One time I was in a government area and overheard a computer tech say to another something like, “I just killed his e-mail, bet that makes him mad.” They both giggled that a user was going to sit at a computer and be frustrated with no recourse except to swallow their anger.

For many of us what is the final straw is that we realize many government workers think we were created as “giving units” to provide for their employment. Not all. I have some very good friends who work for different government agencies. They assure me they understand that the money comes from my pocket to them.

I also am not writing about when the police write a legitimate ticket and the offender blows off steam. Wrong doers will be mad. I am focused on government workers who purposely do things that they know will anger us without a real good reason.

A day of reckoning

Then-Colonel Dwight Eisenhower wrote his brother Milton on the day that World War II began, “Hitler should beware the fury of an aroused democracy.”

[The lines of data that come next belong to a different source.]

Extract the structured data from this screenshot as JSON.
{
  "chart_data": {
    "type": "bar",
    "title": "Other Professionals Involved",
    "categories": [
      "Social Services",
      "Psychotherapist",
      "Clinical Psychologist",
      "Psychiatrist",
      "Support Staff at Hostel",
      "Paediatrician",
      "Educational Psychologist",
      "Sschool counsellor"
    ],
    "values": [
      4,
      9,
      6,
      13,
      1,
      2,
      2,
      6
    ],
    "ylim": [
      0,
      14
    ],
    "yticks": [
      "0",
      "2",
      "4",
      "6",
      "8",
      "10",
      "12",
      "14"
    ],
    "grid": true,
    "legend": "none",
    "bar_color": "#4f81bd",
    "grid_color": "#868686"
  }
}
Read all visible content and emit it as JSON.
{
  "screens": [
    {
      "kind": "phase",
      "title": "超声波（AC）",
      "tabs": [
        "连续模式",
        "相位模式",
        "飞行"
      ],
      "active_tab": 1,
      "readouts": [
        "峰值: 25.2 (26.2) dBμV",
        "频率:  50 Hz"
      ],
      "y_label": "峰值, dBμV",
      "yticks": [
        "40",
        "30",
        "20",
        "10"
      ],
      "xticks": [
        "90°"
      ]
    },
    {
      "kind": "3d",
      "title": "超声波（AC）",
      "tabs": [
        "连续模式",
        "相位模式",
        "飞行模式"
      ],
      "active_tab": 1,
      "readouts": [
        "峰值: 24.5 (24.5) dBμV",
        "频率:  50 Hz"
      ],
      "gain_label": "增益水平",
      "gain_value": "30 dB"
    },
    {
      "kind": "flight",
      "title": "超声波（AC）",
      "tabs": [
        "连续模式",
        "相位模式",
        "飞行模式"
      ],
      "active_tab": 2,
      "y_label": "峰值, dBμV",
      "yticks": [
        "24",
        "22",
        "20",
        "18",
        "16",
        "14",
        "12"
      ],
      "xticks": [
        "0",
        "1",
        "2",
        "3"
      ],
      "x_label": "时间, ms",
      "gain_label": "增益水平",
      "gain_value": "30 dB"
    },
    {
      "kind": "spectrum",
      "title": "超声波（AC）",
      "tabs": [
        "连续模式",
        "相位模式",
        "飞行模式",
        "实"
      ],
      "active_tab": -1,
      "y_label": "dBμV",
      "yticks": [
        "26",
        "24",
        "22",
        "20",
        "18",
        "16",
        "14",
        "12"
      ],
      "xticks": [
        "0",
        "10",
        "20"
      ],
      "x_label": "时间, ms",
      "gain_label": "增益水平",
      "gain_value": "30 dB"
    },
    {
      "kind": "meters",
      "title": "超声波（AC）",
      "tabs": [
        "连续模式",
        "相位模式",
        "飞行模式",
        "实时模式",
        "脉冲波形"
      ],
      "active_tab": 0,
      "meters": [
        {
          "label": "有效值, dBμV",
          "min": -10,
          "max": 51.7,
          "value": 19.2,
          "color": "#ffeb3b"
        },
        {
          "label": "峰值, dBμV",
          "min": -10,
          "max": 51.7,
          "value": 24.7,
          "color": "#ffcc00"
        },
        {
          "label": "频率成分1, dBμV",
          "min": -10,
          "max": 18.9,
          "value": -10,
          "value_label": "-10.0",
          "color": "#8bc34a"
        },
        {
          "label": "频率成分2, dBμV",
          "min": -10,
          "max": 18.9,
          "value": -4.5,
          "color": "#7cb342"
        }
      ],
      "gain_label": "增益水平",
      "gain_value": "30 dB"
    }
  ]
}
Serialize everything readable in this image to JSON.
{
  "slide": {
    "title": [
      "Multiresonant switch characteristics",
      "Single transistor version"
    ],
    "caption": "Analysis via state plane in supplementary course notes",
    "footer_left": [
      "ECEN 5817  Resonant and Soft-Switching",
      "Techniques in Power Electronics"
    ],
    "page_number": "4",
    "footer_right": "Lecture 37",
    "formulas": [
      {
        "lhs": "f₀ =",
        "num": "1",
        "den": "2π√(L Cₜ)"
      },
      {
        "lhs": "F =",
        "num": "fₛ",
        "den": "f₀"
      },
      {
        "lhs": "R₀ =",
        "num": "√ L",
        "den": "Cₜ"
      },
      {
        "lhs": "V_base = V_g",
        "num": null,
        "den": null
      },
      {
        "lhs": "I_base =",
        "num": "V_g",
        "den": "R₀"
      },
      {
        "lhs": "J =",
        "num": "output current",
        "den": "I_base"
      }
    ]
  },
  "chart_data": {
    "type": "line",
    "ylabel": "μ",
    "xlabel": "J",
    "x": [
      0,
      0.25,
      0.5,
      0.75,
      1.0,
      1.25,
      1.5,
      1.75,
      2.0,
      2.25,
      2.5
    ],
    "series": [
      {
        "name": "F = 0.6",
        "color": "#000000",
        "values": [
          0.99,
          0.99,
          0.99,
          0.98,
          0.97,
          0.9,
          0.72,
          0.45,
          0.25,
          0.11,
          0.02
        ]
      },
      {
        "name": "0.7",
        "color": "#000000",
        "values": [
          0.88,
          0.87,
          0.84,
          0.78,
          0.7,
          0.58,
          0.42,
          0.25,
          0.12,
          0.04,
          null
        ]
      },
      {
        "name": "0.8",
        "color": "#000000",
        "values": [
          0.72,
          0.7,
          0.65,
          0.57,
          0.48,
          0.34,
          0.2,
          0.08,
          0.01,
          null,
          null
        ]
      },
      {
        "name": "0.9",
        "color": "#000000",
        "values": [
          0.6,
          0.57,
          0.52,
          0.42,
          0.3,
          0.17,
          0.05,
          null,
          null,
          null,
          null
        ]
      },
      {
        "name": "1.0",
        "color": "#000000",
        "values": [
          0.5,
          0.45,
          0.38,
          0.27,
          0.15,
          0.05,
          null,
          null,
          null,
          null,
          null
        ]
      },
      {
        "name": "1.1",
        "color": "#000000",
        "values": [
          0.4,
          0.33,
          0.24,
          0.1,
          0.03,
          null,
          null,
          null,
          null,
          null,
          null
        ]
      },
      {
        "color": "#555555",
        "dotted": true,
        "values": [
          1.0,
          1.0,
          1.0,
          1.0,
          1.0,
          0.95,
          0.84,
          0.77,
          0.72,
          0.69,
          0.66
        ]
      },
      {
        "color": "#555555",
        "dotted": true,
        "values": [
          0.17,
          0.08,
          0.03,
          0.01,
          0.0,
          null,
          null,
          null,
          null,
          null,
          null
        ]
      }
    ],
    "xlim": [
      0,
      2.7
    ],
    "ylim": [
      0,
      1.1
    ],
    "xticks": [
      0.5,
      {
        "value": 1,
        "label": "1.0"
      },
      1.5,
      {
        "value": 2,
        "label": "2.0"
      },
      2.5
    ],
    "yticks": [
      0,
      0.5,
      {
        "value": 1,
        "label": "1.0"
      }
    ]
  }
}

Fast forward to 2010. Government workers who anger citizens without good reason should beware the fury of citizens who have been sneered at once too often. There is a day of reckoning. This year politicians who have not been listening to the citizens have been swept from office. As incumbents have found, citizens who are furious can make changes.

I do not know if this is true since I was not on the truck nor am I friends with any of the garbage drivers, but perhaps that garbage driver who was six hours early Monday morning may have snickered to himself about the soon-to-be mad people.

I wonder if the city council, mayor and city manager also find it funny.